Rammus the Armordillo
Yes, when the enemy team has several basic-attack champions or low-mobility carries, Rammus can take over fights by forcing them to hit the wrong target. Look for angles from fog, side walls, or after an ally starts a fight, then roll in and lock one priority target down. The tradeoff is that he feels much worse into heavy magic damage, constant disengage, or teams that can ignore him and kill his backline.
Rammus wants to start or interrupt fights, not slowly walk forward and hope someone panics. If a carry steps too far up, use your speed to reach them, force crowd control, and make their team choose between saving them or hitting your defensive stats. The tradeoff is commitment: once you go deep, you need either follow-up damage or a clean escape path.
No. Engage first when your team is in range to follow, the enemy peel tools are down, or a squishy target is exposed. If your carries are clearing waves or your poke champions are low, wait and play bodyguard instead, because a solo roll-in just feeds the enemy a free punish window.
Target auto-attack carries, melee divers, and any champion that must stand still long enough for your team to punish. If the enemy marksman or skirmisher is the main damage source, force them to deal with you before they can hit your backline. Avoid tunneling a tank unless stopping that tank directly protects your carries.

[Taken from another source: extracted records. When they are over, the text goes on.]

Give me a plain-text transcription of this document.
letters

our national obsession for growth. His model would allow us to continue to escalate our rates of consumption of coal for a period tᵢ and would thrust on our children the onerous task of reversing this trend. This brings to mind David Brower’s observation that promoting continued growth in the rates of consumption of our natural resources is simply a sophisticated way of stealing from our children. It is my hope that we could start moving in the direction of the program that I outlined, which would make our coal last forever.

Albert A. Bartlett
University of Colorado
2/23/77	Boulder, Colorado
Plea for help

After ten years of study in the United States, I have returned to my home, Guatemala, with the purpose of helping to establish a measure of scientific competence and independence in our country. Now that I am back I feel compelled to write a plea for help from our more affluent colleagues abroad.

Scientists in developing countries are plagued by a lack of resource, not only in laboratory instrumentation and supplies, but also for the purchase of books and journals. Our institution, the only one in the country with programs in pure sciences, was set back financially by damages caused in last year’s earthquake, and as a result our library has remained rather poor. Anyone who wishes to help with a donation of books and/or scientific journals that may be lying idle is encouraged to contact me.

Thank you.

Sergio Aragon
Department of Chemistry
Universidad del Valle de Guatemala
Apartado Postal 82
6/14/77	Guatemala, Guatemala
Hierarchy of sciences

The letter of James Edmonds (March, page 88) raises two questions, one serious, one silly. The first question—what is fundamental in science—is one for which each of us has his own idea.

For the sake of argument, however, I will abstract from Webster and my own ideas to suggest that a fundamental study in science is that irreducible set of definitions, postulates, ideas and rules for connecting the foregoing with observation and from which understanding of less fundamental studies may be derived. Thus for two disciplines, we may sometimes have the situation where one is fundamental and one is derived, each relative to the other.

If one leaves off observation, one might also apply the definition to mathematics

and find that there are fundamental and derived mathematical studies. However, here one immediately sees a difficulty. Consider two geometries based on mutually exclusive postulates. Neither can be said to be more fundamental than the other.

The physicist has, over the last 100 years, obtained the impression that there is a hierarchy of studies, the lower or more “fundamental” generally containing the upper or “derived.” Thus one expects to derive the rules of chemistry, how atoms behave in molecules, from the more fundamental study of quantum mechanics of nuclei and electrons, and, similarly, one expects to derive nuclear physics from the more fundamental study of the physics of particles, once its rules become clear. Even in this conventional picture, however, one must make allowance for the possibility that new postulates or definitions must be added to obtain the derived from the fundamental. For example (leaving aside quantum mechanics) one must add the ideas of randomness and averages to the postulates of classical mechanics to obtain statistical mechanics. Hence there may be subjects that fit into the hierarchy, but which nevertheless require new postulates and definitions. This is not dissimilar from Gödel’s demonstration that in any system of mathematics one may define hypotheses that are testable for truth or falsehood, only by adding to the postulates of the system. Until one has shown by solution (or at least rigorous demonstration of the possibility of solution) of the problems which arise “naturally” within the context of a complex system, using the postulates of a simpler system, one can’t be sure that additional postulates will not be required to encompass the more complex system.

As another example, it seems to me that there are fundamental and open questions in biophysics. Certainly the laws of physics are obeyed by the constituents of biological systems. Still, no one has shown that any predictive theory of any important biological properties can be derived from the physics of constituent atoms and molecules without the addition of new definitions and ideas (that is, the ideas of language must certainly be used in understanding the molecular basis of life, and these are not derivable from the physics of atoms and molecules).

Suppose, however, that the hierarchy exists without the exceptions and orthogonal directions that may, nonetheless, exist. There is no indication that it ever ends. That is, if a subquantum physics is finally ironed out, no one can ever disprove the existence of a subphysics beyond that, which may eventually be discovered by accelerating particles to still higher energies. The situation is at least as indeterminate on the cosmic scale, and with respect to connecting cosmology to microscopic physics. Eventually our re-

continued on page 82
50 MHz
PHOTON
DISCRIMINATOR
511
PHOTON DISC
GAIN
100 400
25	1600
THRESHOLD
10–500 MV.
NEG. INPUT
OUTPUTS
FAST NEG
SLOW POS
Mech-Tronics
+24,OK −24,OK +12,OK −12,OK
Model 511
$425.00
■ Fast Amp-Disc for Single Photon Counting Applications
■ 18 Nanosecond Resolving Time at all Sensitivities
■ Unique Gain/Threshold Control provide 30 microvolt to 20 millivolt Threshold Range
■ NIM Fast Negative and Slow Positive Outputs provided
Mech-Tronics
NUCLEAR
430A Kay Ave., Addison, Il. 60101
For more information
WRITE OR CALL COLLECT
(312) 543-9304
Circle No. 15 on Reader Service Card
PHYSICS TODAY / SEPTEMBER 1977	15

Snowball is best when it gives you a guaranteed entry without spending your movement too early. If you land it on a backline target, wait for your team to step up, then take the recast and chain your crowd control so the target cannot simply kite away. The tradeoff is visibility: a bad Snowball recast drags you into five players before your defensive tools matter.
Hold it when the enemy has obvious interrupts, traps, or a champion waiting to stop your engage at the front line. Let another ally draw those tools, then roll around the minion wave or from an angle where the target has less time to react. The tradeoff is tempo, because waiting too long can let the enemy poke your team out before the fight starts.
Against poke, Rammus needs patience and clean health management. Sit out of easy skillshot lines, protect your lowest-health teammate, and engage only when the poke team groups too tightly or wastes a key disengage spell. If you force too early while your team is already chunked, you may survive longer than everyone else but still lose the fight.
Into heavy magic damage, do not assume your armor identity will carry the game. Build and play more defensively, choose engages that end quickly, and peel for allies instead of diving through multiple spellcasters. The tradeoff is lower threat: you may not be able to solo bully the backline, so your value comes from disruption and target denial.
He can do both, but the better role depends on who is winning the damage race. If your carries are strong, stay near them and punish assassins or bruisers that jump in. If the enemy backline is fragile and your team has follow-up, dive hard; the tradeoff is that peeling is safer while diving creates higher reward and higher risk.
Prioritize durability that matches the enemy damage profile, then add utility that helps you reach or stick to targets. Armor is excellent into basic attacks, while mixed defenses matter when spells are doing the real work. The tradeoff is damage: if you buy only selfish tank stats, you may live forever but fail to create kills unless your team follows.
Rammus usually likes augments that improve engage reliability, durability during commitment, or punishment against enemies who hit him. If an augment helps you reach the backline, survive the first burst, or keep a target controlled long enough for allies to arrive, it fits his job. Avoid greedy damage choices when your team needs a front line, because Rammus without staying power loses his main threat.
Do not run straight down the lane into five champions with every disengage tool ready. Use minion waves, brush, side angles, Snowball, and ally pressure to shorten the distance before you reveal the engage. The tradeoff is patience: if you wait for a better angle, you may give up some poke damage, but you gain a real chance to start a winning fight.
If the target escapes or your team cannot follow, stop chasing and turn your body back toward your carries. Use your remaining durability to block skillshots, slow the enemy advance, and buy time for your team to reset. The tradeoff is accepting a failed pick; forcing the chase usually turns one missed engage into a full wipe.
With poke or scaling teammates, Rammus should not force every fight on sight. Stand forward enough to threaten an engage, but mainly punish enemies who overstep while trying to dodge poke or dive your carries. The tradeoff is lower action early, but your threat zone gives fragile allies room to deal damage safely.
The biggest mistake is engaging because Rammus can reach someone, not because the team can kill them. Before you roll in, check ally range, enemy peel, and whether the target is actually worth committing for. Rammus is strong when he creates unfair fights; he looks useless when he starts fair fights alone.